Man: Samantha Irby and you incorporate humor into your essays, which is often seen as a no-no in literature . . .

SK: Is it?

Man: Because so many people want to be taken seriously.

SK: Oh, I don't.

Man: But if you're not a part of the canon, you might be afraid to make that step towards humor. In theory, if you're a woman writer, you're already "not taken seriously," so why add another layer of a thing that won't be taken seriously?

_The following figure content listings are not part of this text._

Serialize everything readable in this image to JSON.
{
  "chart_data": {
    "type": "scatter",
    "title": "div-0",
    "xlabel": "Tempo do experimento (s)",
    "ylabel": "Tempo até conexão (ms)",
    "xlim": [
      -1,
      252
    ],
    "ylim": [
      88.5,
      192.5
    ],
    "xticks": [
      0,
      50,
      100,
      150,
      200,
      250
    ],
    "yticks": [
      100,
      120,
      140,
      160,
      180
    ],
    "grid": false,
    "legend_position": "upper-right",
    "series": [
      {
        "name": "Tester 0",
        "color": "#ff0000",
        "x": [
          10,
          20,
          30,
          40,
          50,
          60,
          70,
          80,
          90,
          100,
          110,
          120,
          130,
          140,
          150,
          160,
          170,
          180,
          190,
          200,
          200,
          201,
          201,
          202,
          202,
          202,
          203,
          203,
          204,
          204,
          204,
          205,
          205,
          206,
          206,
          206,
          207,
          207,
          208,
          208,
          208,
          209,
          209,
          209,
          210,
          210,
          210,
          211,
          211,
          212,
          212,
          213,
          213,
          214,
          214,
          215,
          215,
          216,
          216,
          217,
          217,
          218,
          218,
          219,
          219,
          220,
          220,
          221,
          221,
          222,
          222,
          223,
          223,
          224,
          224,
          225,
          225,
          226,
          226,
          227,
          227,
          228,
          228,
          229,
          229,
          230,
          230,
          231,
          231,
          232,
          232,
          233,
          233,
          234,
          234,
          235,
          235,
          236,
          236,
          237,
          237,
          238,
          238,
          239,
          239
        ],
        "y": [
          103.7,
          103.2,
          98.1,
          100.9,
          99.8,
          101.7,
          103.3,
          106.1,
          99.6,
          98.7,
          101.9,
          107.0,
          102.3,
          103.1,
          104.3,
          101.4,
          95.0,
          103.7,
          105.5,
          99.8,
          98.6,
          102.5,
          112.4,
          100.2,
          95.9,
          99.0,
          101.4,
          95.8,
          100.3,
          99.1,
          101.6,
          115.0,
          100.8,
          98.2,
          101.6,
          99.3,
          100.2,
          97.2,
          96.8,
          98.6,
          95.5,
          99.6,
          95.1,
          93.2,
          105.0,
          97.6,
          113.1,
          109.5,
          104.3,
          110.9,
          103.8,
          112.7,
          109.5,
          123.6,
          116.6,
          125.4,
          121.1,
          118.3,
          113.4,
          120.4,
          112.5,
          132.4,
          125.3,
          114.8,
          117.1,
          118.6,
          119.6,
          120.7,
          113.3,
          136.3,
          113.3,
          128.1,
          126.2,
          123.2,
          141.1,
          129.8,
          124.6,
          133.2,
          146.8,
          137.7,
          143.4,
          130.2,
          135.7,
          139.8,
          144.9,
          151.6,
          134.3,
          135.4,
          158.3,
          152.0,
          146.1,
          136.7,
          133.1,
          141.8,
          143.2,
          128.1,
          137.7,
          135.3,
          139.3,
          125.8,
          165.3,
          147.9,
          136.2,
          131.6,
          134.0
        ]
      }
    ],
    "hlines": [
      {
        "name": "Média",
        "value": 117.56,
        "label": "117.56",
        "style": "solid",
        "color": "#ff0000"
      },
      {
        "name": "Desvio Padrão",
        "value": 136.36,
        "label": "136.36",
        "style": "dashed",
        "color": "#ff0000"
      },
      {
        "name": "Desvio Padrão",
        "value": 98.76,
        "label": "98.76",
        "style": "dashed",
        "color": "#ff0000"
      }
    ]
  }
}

SK: I'm not good at being serious. The book proposal was basically like a knock-knock joke book, and the first draft was joke-heavy. My editors were like, "Maybe you should have an argument, not just write forty jokes about your weird vagina." What this ended up being is better, for sure. But my tendency isn't to go from serious and then add some jokes. It's the other way around. That's hopefully why it seems funny without being forced.

Man: Other than your dad, what forms your humor?

SK: The crushing reality of death. (You guys got so dark when I said that!) Bo Burnham had a special a little while ago called Make Happy that I really enjoyed. It's very odd, very funny, really dry. When I was younger I watched Jon Stewart specials, and I watched a lot of Chris Rock, and I watched Louis C.K. Those are probably the things that have informed me.

Woman: Not to put pressure on you, but are you going to write another book?

SK: I'm supposed to, because that's what you're supposed to do . . . I guess. I don't know if I've got another first-person essay collection in me right now. That's probably a good thing. Maybe I'll write some erotica. I think the world needs some sarcastic erotica.